Alexander Díaz Rodríguez deixou uma prisão cubana em abril de 2026 após cumprir integralmente a pena aplicada por sua participação nos protestos de 11 de julho de 2021. As imagens feitas depois da libertação, porém, provocaram repercussão internacional: extremamente magro, debilitado e com sinais de doença grave, o opositor tornou-se o retrato mais recente das denúncias sobre as condições enfrentadas por presos políticos na ilha.

Segundo relatos reunidos por organizações independentes, Díaz Rodríguez, de 45 anos, foi libertado em 4 de abril, na província de Artemisa, depois de passar quase cinco anos sob custódia. Há divergência entre as fontes sobre a duração exata da pena — alguns registros mencionam quatro anos, enquanto outros apontam cinco —, mas todas coincidem ao afirmar que ele cumpriu a condenação até o fim, sem receber liberdade antecipada por razões médicas.

Durante o encarceramento, ele foi diagnosticado com câncer de tireoide em estágio avançado. Algumas denúncias também descrevem a doença como um câncer na região da garganta. A família e entidades de direitos humanos afirmam que o preso não recebeu tratamento oncológico adequado e que teve episódios de vômito com sangue, anemia, inflamação nas extremidades, diarreia e perda progressiva de peso.

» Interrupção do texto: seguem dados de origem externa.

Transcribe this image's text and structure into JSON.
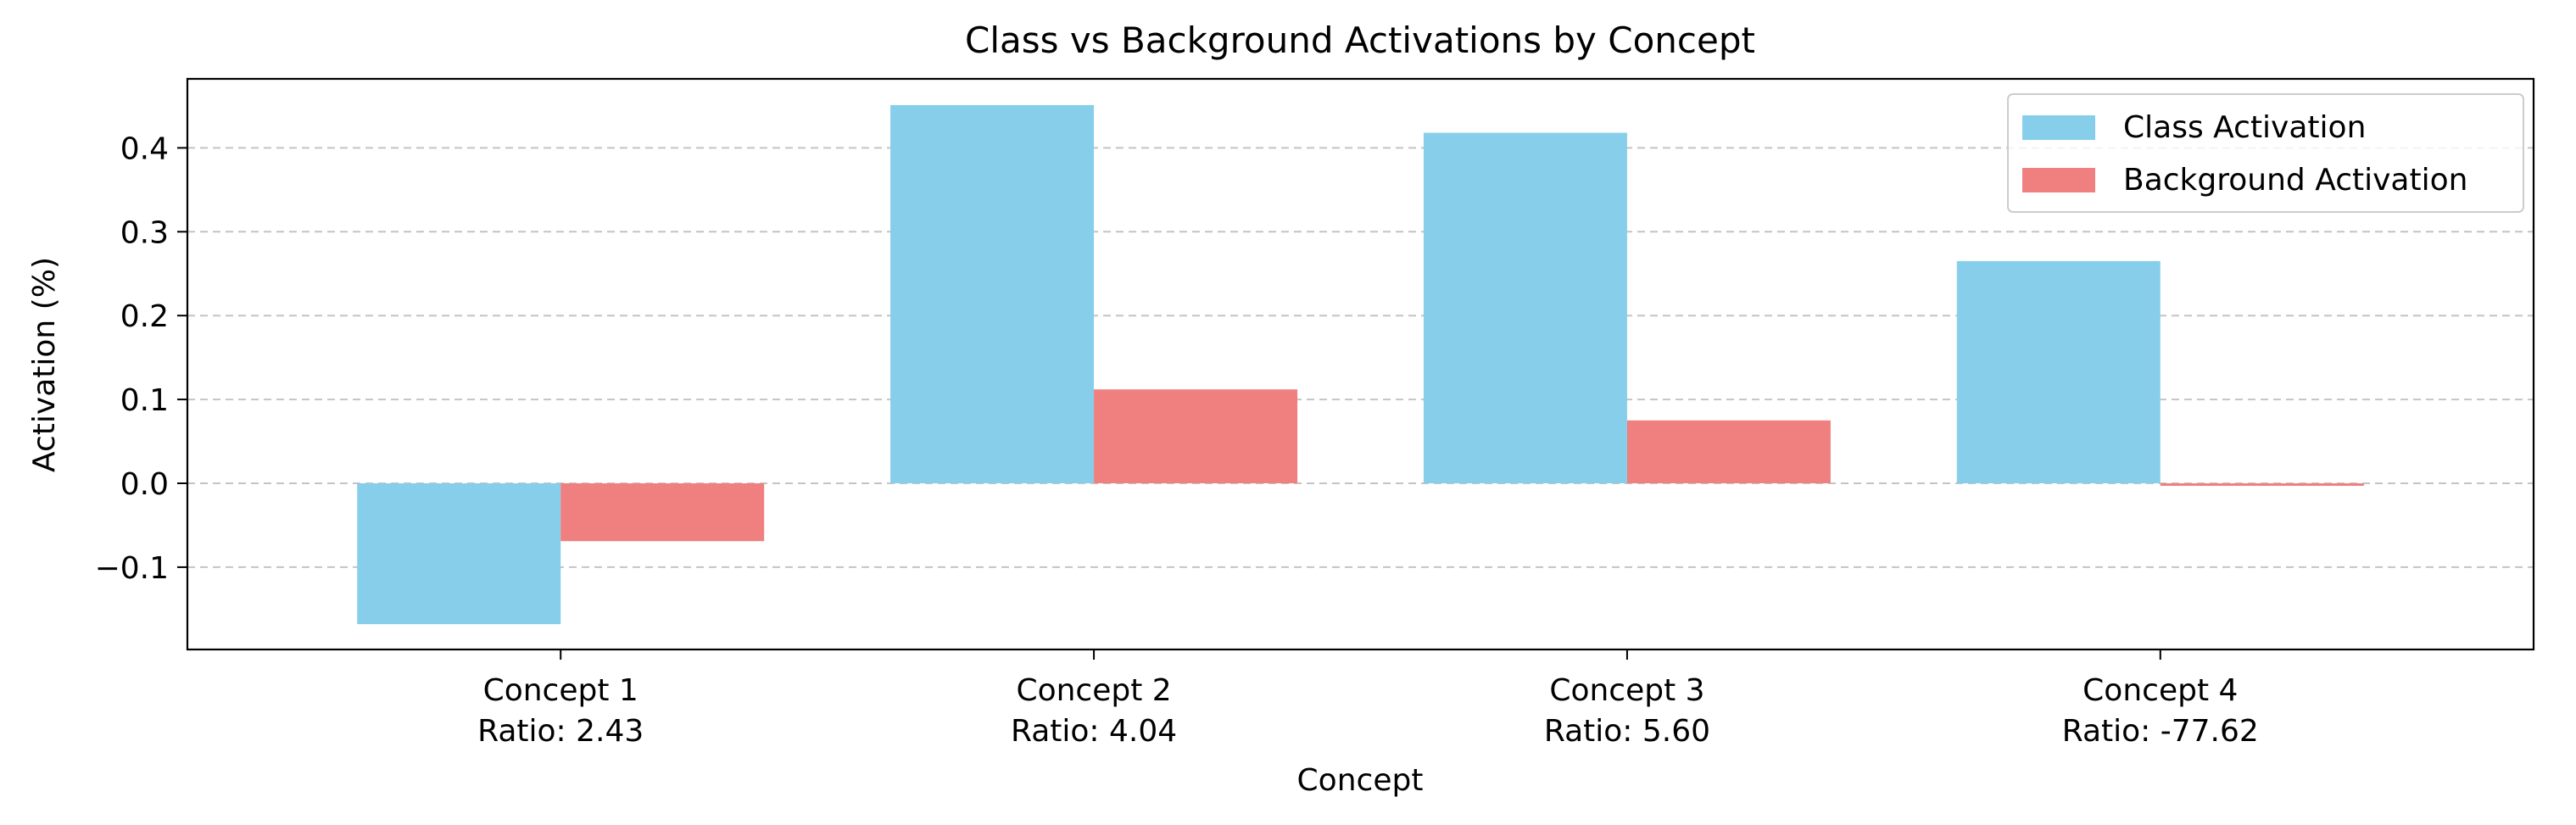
{
  "chart_data": {
    "type": "bar",
    "title": "Class vs Background Activations by Concept",
    "xlabel": "Concept",
    "ylabel": "Activation (%)",
    "categories": [
      {
        "name": "Concept 1",
        "ratio": "Ratio: 2.43"
      },
      {
        "name": "Concept 2",
        "ratio": "Ratio: 4.04"
      },
      {
        "name": "Concept 3",
        "ratio": "Ratio: 5.60"
      },
      {
        "name": "Concept 4",
        "ratio": "Ratio: -77.62"
      }
    ],
    "series": [
      {
        "name": "Class Activation",
        "color": "#87CEEB",
        "values": [
          -0.168,
          0.451,
          0.418,
          0.265
        ]
      },
      {
        "name": "Background Activation",
        "color": "#F08080",
        "values": [
          -0.069,
          0.112,
          0.075,
          -0.003
        ]
      }
    ],
    "ylim": [
      -0.2,
      0.48
    ],
    "yticks": [
      -0.1,
      0.0,
      0.1,
      0.2,
      0.3,
      0.4
    ],
    "ytick_labels": [
      "−0.1",
      "0.0",
      "0.1",
      "0.2",
      "0.3",
      "0.4"
    ],
    "grid": "y-dashed",
    "legend_position": "top-right"
  }
}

O grupo Prisoners Defenders afirma que Díaz Rodríguez entrou na prisão pesando cerca de 81 quilos e saiu com aproximadamente 37 quilos — uma redução de 44 quilos. A organização também relata que ele contraiu hepatite B durante o período de detenção e foi submetido a trabalhos dentro do sistema prisional mesmo quando já apresentava condições físicas consideradas graves.

Em 2024, a organização cubana Cubalex denunciou que o opositor estava desnutrido, sem tratamento médico suficiente e com dificuldades até para falar. Segundo a entidade, ele teria sido agredido por agentes penitenciários, privado de alimentos e produtos de higiene levados pela família e ameaçado para que seus parentes interrompessem as denúncias públicas. Três pedidos de licença extrapenal apresentados pela mãe teriam sido rejeitados.

O caso ganhou ainda mais força política porque ocorreu no mesmo período em que o presidente Miguel Díaz-Canel negou, em entrevista ao programa Meet the Press, da NBC News, a existência de presos políticos em Cuba. Ao ser questionado sobre mais de 1.200 pessoas identificadas por organizações independentes como detidas por razões políticas, o presidente classificou como “mentira” e “calúnia” a ideia de que qualquer pessoa que critique a Revolução seja presa.

As denúncias, no entanto, são respaldadas por investigações de entidades como Human Rights Watch, que entrevistou ex-detentos do 11J e relatou espancamentos, confinamento solitário, alimentação insuficiente, falta de água e ausência de atendimento médico adequado. A organização afirma que centenas de pessoas continuam presas por sua participação nos protestos de 2021, iniciados em meio à escassez de alimentos, medicamentos, energia elétrica e às reivindicações por direitos e liberdades.

O episódio também não encerrou a perseguição contra Díaz Rodríguez. Em julho, poucos meses após sua libertação, ele e o ativista José Elías González Agüero foram novamente detidos quando se dirigiam a uma recepção da Embaixada dos Estados Unidos em Havana. Segundo relatos apresentados à Prisoners Defenders, os dois foram levados para locais isolados, ameaçados e humilhados. Díaz Rodríguez teria sido espancado e submetido a ameaças de execução simulada.

Assim, a imagem do ex-detento não representa apenas o impacto de uma doença ou da perda extrema de peso. Para seus apoiadores, ela documenta o efeito acumulado de uma condenação por protestar, da falta de assistência médica e de um sistema prisional acusado de usar a fome, o isolamento e a intimidação como instrumentos de controle político.